Cranberries Nutritional Profile
Energy value (calories per serving): Low

Protein: Low
Fat: Low
Saturated fat: Low
Cholesterol: None
Carbohydrates: High
Fiber: Low
Sodium: Moderate
Major vitamin contribution: Vitamin C

Major mineral contribution: Iron, potassium

About the Nutrients in Cranberries
Cranberries are nearly 90 percent water. The rest is sugars and dietary fiber, including insoluble cellulose in the skin and soluble gums and pectins in the flesh. Pectin dissolves as the fruit ripens; the older and riper the cranberries, the less pectin they contain.
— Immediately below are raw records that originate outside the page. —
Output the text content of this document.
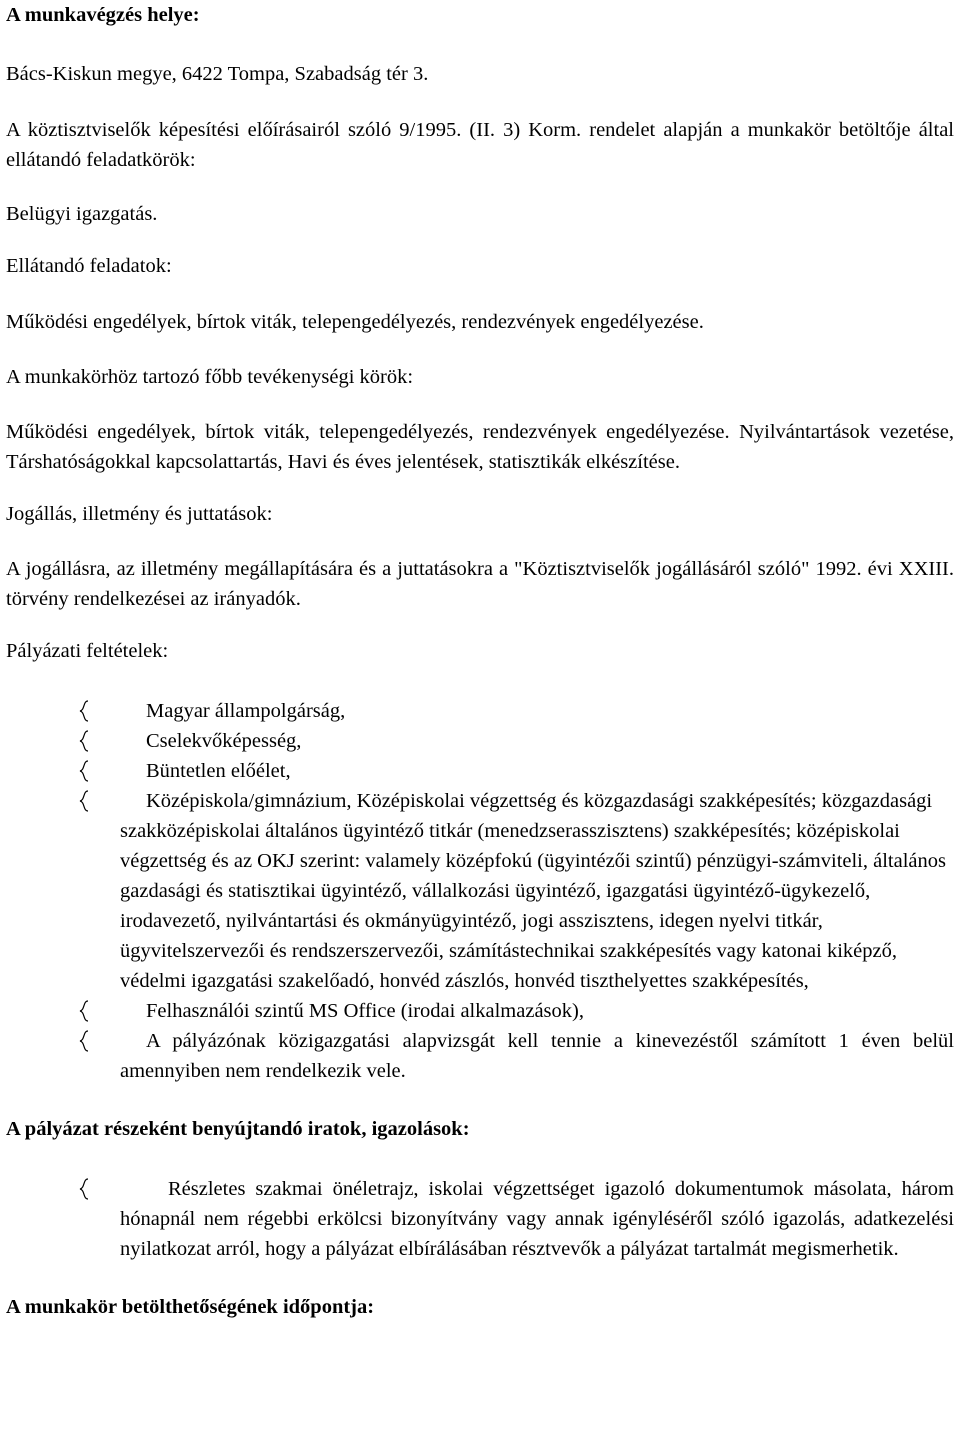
A munkavégzés helye:

Bács-Kiskun megye, 6422 Tompa, Szabadság tér 3.

A köztisztviselők képesítési előírásairól szóló 9/1995. (II. 3) Korm. rendelet alapján a munkakör betöltője által ellátandó feladatkörök:

Belügyi igazgatás.

Ellátandó feladatok:

Működési engedélyek, bírtok viták, telepengedélyezés, rendezvények engedélyezése.

A munkakörhöz tartozó főbb tevékenységi körök:

Működési engedélyek, bírtok viták, telepengedélyezés, rendezvények engedélyezése. Nyilvántartások vezetése, Társhatóságokkal kapcsolattartás, Havi és éves jelentések, statisztikák elkészítése.

Jogállás, illetmény és juttatások:

A jogállásra, az illetmény megállapítására és a juttatásokra a "Köztisztviselők jogállásáról szóló" 1992. évi XXIII. törvény rendelkezései az irányadók.

Pályázati feltételek:

Magyar állampolgárság,
Cselekvőképesség,
Büntetlen előélet,
Középiskola/gimnázium, Középiskolai végzettség és közgazdasági szakképesítés; közgazdasági szakközépiskolai általános ügyintéző titkár (menedzserasszisztens) szakképesítés; középiskolai végzettség és az OKJ szerint: valamely középfokú (ügyintézői szintű) pénzügyi-számviteli, általános gazdasági és statisztikai ügyintéző, vállalkozási ügyintéző, igazgatási ügyintéző-ügykezelő, irodavezető, nyilvántartási és okmányügyintéző, jogi asszisztens, idegen nyelvi titkár, ügyvitelszervezői és rendszerszervezői, számítástechnikai szakképesítés vagy katonai kiképző, védelmi igazgatási szakelőadó, honvéd zászlós, honvéd tiszthelyettes szakképesítés,
Felhasználói szintű MS Office (irodai alkalmazások),
A pályázónak közigazgatási alapvizsgát kell tennie a kinevezéstől számított 1 éven belül amennyiben nem rendelkezik vele.

A pályázat részeként benyújtandó iratok, igazolások:

Részletes szakmai önéletrajz, iskolai végzettséget igazoló dokumentumok másolata, három hónapnál nem régebbi erkölcsi bizonyítvány vagy annak igényléséről szóló igazolás, adatkezelési nyilatkozat arról, hogy a pályázat elbírálásában résztvevők a pályázat tartalmát megismerhetik.

A munkakör betölthetőségének időpontja:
Cranberries also have a bit of protein and a trace of fat, plus moderate amounts of vitamin C. One-half cup cranberries has 1.6 g dietary fiber and 6.5 mg vitamin C (11 percent of the RDA). One-half cup cranberry sauce has 1.5 g dietary fiber and 3 mg vitamin C.

The Most Nutritious Way to Serve Cranberries
Relish made of fresh, uncooked berries (to preserve the vitamin C, which is destroyed by heat) plus oranges.
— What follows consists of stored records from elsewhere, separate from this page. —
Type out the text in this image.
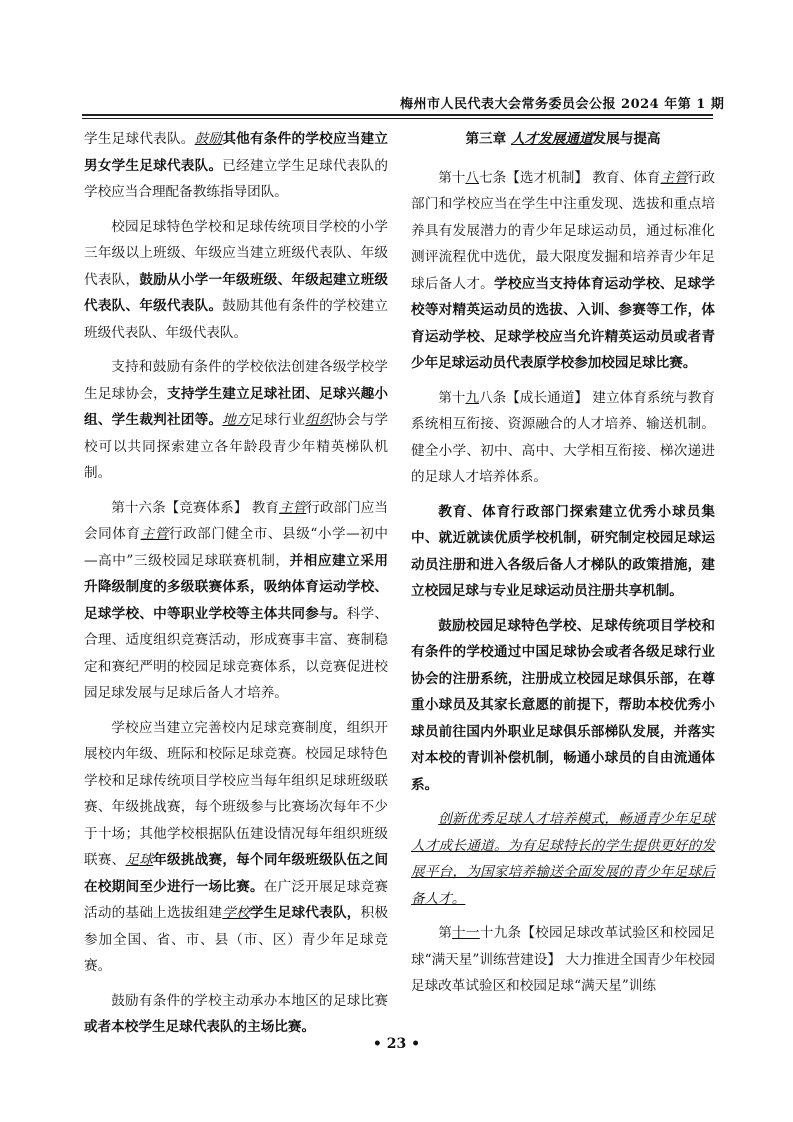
梅州市人民代表大会常务委员会公报 2024 年第 1 期

学生足球代表队。鼓励其他有条件的学校应当建立男女学生足球代表队。已经建立学生足球代表队的学校应当合理配备教练指导团队。

校园足球特色学校和足球传统项目学校的小学三年级以上班级、年级应当建立班级代表队、年级代表队，鼓励从小学一年级班级、年级起建立班级代表队、年级代表队。鼓励其他有条件的学校建立班级代表队、年级代表队。

支持和鼓励有条件的学校依法创建各级学校学生足球协会，支持学生建立足球社团、足球兴趣小组、学生裁判社团等。地方足球行业组织协会与学校可以共同探索建立各年龄段青少年精英梯队机制。

第十六条【竞赛体系】 教育主管行政部门应当会同体育主管行政部门健全市、县级“小学—初中—高中”三级校园足球联赛机制，并相应建立采用升降级制度的多级联赛体系，吸纳体育运动学校、足球学校、中等职业学校等主体共同参与。科学、合理、适度组织竞赛活动，形成赛事丰富、赛制稳定和赛纪严明的校园足球竞赛体系，以竞赛促进校园足球发展与足球后备人才培养。

学校应当建立完善校内足球竞赛制度，组织开展校内年级、班际和校际足球竞赛。校园足球特色学校和足球传统项目学校应当每年组织足球班级联赛、年级挑战赛，每个班级参与比赛场次每年不少于十场；其他学校根据队伍建设情况每年组织班级联赛、足球年级挑战赛，每个同年级班级队伍之间在校期间至少进行一场比赛。在广泛开展足球竞赛活动的基础上选拔组建学校学生足球代表队，积极参加全国、省、市、县（市、区）青少年足球竞赛。

鼓励有条件的学校主动承办本地区的足球比赛或者本校学生足球代表队的主场比赛。

第三章 人才发展通道发展与提高

第十八七条【选才机制】 教育、体育主管行政部门和学校应当在学生中注重发现、选拔和重点培养具有发展潜力的青少年足球运动员，通过标准化测评流程优中选优，最大限度发掘和培养青少年足球后备人才。学校应当支持体育运动学校、足球学校等对精英运动员的选拔、入训、参赛等工作，体育运动学校、足球学校应当允许精英运动员或者青少年足球运动员代表原学校参加校园足球比赛。

第十九八条【成长通道】 建立体育系统与教育系统相互衔接、资源融合的人才培养、输送机制。健全小学、初中、高中、大学相互衔接、梯次递进的足球人才培养体系。

教育、体育行政部门探索建立优秀小球员集中、就近就读优质学校机制，研究制定校园足球运动员注册和进入各级后备人才梯队的政策措施，建立校园足球与专业足球运动员注册共享机制。

鼓励校园足球特色学校、足球传统项目学校和有条件的学校通过中国足球协会或者各级足球行业协会的注册系统，注册成立校园足球俱乐部，在尊重小球员及其家长意愿的前提下，帮助本校优秀小球员前往国内外职业足球俱乐部梯队发展，并落实对本校的青训补偿机制，畅通小球员的自由流通体系。

创新优秀足球人才培养模式，畅通青少年足球人才成长通道。为有足球特长的学生提供更好的发展平台，为国家培养输送全面发展的青少年足球后备人才。

第十一十九条【校园足球改革试验区和校园足球“满天星”训练营建设】 大力推进全国青少年校园足球改革试验区和校园足球“满天星”训练

• 23 •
Diets That May Restrict or Exclude Cranberries
Low-fiber diet


Buying Cranberries
Look for: Firm, round, plump, bright red berries that feel cool and dry to the touch.

Avoid: Shriveled, damp, or moldy cranberries. Moldy cranberries may be contaminated with fusarium molds, which produce toxins that can irritate skin and damage tissues by inhibiting the synthesis of DNA and protein.

Storing Cranberries
Store packaged cranberries, unwashed, in the refrigerator, or freeze unwashed berries in sealed plastic bags for up to one year.

Preparing Cranberries
Wash the berries under running water, drain them, and pick them over carefully to remove shriveled, damaged, or moldy berries. Rinse frozen berries. It is not necessary to thaw before cooking.
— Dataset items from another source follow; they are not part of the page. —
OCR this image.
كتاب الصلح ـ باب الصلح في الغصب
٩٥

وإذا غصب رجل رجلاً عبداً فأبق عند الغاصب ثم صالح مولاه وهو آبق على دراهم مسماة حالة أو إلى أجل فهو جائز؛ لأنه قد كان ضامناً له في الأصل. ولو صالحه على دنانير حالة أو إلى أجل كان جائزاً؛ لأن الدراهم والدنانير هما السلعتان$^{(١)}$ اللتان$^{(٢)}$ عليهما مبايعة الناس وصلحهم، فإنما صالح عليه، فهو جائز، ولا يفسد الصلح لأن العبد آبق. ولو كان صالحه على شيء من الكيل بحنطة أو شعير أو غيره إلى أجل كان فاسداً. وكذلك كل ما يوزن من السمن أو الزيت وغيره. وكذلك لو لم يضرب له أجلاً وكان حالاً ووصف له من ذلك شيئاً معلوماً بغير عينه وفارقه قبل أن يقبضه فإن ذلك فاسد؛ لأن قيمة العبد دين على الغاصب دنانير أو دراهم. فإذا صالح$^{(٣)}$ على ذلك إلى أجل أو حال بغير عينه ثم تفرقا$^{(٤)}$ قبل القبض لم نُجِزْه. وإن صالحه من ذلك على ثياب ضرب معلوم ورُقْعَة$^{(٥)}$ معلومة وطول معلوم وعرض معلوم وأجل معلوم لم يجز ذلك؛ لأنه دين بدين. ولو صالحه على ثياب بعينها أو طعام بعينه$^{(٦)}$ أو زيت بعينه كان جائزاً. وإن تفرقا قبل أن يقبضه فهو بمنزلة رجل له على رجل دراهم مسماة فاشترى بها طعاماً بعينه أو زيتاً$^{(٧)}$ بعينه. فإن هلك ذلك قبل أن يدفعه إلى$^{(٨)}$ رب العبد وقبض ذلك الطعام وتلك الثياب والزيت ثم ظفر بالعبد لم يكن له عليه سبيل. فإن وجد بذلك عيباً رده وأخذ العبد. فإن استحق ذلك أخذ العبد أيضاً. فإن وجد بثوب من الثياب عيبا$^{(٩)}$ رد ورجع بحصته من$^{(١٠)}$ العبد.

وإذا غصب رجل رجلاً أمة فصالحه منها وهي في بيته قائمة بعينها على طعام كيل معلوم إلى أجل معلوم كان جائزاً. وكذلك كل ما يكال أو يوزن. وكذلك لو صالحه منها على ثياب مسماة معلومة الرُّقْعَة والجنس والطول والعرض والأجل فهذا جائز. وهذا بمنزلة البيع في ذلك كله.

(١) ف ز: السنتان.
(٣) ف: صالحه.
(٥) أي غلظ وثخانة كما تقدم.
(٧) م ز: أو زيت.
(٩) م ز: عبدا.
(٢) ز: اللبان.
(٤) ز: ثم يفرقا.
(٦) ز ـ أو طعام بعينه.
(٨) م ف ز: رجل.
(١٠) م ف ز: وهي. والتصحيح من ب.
What Happens When You Cook Cranberries
First, the heat will make the water inside the cranberry swell, so that if you cook it long enough the berry will burst. Next, the anthocyanin pigments that make cranberries red will dissolve and make the cooking water red. Anthocyanins stay bright red in acid solutions and turn bluish if the liquid is basic (alkaline). Cooking cranberries in lemon juice and sugar preserves the color as well as brightens the taste. Finally, the heat of cooking will destroy some of the vitamin C in cranberries. Cranberry sauce has about one-third the vitamin C of an equal amount of fresh cranberries.

Medical Uses and/or Benefits of Cranberries
Urinary antiseptic. Cranberry juice is a long-honored folk remedy for urinary infections. In 1985, researchers at Youngstown (Ohio) State University found a "special factor" in cranberries that appeared to keep disease-causing bacteria from adhering to the surface of cells in the bladder and urinary tract. In 1999, scientists at study at Rutgers University (in New Jersey) identified specific tannins in cranberries as the effective agents.

 

Food/Drug Interactions in Cranberries
Methenamine. Foods than acidify urine appear to make this urinary antiseptic more effective. Cranberry juice, which produces hippuric acid, does make urine more acid, but the Youngstown research (see Medical uses and/or benefits, above) raises questions about exactly why cranberries and/or cranberry juice are useful for patients with a urinary infection.